Or this just gets the text without the timestamps:
yt-dlp --skip-download --write-auto-sub --sub-format json3 $youtube_url_or_id;jq -r '.events[]|select(.segs and.segs[0].utf8!="\n")|[.segs[].utf8]|join("")' *json3|paste -sd\ -|fold -sw60
youtube-dl
As of 2022, the format of the VTT and TTML downloaded by youtube-dl --write-auto-sub is messed up so that all subtitle texts are placed under a few long lines so that the timestamps of the subtitles are not visible. If you don't need the timestamps, then it shouldn't matter, but otherwise you can fix it by substituting yt-dlp for youtube-dl in the following commands. But with yt-dlp, you can also use a more convenient JSON format, so you don't need the following approach to deal with the VTT subtitle format.
This downloads the subtitles as VTT:
youtube-dl --skip-download --write-auto-sub $youtube_url
The other available formats are ttml, srv3, srv2, and srv1 (shown by --list-subs):
--write-sub
Write subtitle file
--write-auto-sub
Write automatically generated subtitle file (YouTube only)
--all-subs
Download all the available subtitles of the video
--list-subs
List all available subtitles for the video
--sub-format FORMAT
Subtitle format, accepts formats preference, for example: "srt" or "ass/srt/best"
--sub-lang LANGS
Languages of the subtitles to download (optional) separated by commas, use --list-subs for available language tags
You can use ffmpeg to convert the subtitle file to another format:
ffmpeg -i input.vtt output.srt
In the VTT subtitles, each subtitle text is repeated three times, and there is typically a new subtitle text every eighth line (but under some mysterious circumstances it's every 12th line instead):
WEBVTT
Kind: captions
Language: en
00:00:01.429 --> 00:00:04.249 align:start position:0%
ladies<00:00:02.429><c> and</c><00:00:02.580><c> gentlemen</c><c.colorE5E5E5><00:00:02.879><c> I'd</c></c><c.colorCCCCCC><00:00:03.870><c> like</c></c><c.colorE5E5E5><00:00:04.020><c> to</c><00:00:04.110><c> thank</c></c>
00:00:04.249 --> 00:00:04.259 align:start position:0%
ladies and gentlemen<c.colorE5E5E5> I'd</c><c.colorCCCCCC> like</c><c.colorE5E5E5> to thank
</c>
00:00:04.259 --> 00:00:05.930 align:start position:0%
ladies and gentlemen<c.colorE5E5E5> I'd</c><c.colorCCCCCC> like</c><c.colorE5E5E5> to thank
you<00:00:04.440><c> for</c><00:00:04.620><c> coming</c><00:00:05.069><c> tonight</c><00:00:05.190><c> especially</c></c><c.colorCCCCCC><00:00:05.609><c> at</c></c>
00:00:05.930 --> 00:00:05.940 align:start position:0%
you<c.colorE5E5E5> for coming tonight especially</c><c.colorCCCCCC> at
</c>
00:00:05.940 --> 00:00:07.730 align:start position:0%
you<c.colorE5E5E5> for coming tonight especially</c><c.colorCCCCCC> at
such<00:00:06.180><c> short</c><00:00:06.690><c> notice</c></c>
00:00:07.730 --> 00:00:07.740 align:start position:0%
such short notice
00:00:07.740 --> 00:00:09.620 align:start position:0%
such short notice
I'm<00:00:08.370><c> sure</c><c.colorE5E5E5><00:00:08.580><c> mr.</c><00:00:08.820><c> Irving</c><00:00:09.000><c> will</c><00:00:09.120><c> fill</c><00:00:09.300><c> you</c><00:00:09.389><c> in</c><00:00:09.420><c> on</c></c>
00:00:09.620 --> 00:00:09.630 align:start position:0%
I'm sure<c.colorE5E5E5> mr.
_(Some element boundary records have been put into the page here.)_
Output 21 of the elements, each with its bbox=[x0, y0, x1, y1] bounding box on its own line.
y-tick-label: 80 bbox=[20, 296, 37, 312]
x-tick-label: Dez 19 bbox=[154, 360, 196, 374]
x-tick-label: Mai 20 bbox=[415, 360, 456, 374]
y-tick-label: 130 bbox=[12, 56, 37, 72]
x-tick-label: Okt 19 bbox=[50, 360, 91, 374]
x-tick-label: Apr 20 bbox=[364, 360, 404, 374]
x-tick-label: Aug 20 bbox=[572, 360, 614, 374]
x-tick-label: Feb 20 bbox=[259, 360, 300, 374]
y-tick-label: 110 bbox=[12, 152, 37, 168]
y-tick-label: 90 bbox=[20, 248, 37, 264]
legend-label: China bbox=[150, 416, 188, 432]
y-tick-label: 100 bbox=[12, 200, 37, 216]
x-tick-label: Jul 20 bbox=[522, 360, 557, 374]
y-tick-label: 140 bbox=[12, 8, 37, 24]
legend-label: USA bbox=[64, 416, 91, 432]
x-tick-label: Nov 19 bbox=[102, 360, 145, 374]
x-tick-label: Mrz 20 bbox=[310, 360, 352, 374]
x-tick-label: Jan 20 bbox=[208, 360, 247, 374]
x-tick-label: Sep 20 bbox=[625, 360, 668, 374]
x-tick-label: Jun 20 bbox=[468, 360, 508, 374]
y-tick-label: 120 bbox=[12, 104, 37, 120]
Irving will fill you in on
</c>
00:00:09.630 --> 00:00:11.030 align:start position:0%
I'm sure<c.colorE5E5E5> mr. Irving will fill you in on
the<00:00:09.750><c> circumstances</c><00:00:10.440><c> that's</c><00:00:10.620><c> brought</c><00:00:10.920><c> us</c></c>
00:00:11.030 --> 00:00:11.040 align:start position:0%
<c.colorE5E5E5>the circumstances that's brought us
</c>
This converts the VTT subtitles to a simpler format:
sed '1,/^$/d' *.vtt| # remove the lines at the top of the file
sed 's/<[^>]*>//g'| # remove tags
awk -F. 'NR%4==1{printf"%s ",$1}NR%4==3' | # print each new subtitle text and its start time without milliseconds
awk NF\>1 # remove lines with only one field
Output:
00:00:01 ladies and gentlemen I'd like to thank
00:00:04 you for coming tonight especially at
00:00:05 such short notice
00:00:07 I'm sure mr. Irving will fill you in on
00:00:09 the circumstances that's brought us
In maybe around 10% of videos that I tested with (like for example p9M3shEU-QM and aE05_REXnBc), there were one or more subtitle texts which came 12 and not 8 lines after the previous subtitle text. But a workaround is to print every fourth line but to then remove empty lines.
Function form:
cap()(printf %s\\n "${#-$(cat)}"|parallel -j10 -q youtube-dl -i --skip-download --write-auto-sub -o '%(upload_date)s.%(title)s.%(uploader)s.%(id)s.%(ext)s' --;for f in *.vtt;do sed '1,/^$/d' -- "$f"|sed 's/<[^>]*>//g'|awk -F. 'NR%4==1{printf"%s ",$1}NR%4==3'|awk 'NF>1'|awk 'NR%n==1{printf"%s ",$1}{sub(/^[^ ]* /,"");printf"%s"(NR%n?FS:RS),$0}' n=2|awk 1 >"${f%.vtt}";rm "$f";done)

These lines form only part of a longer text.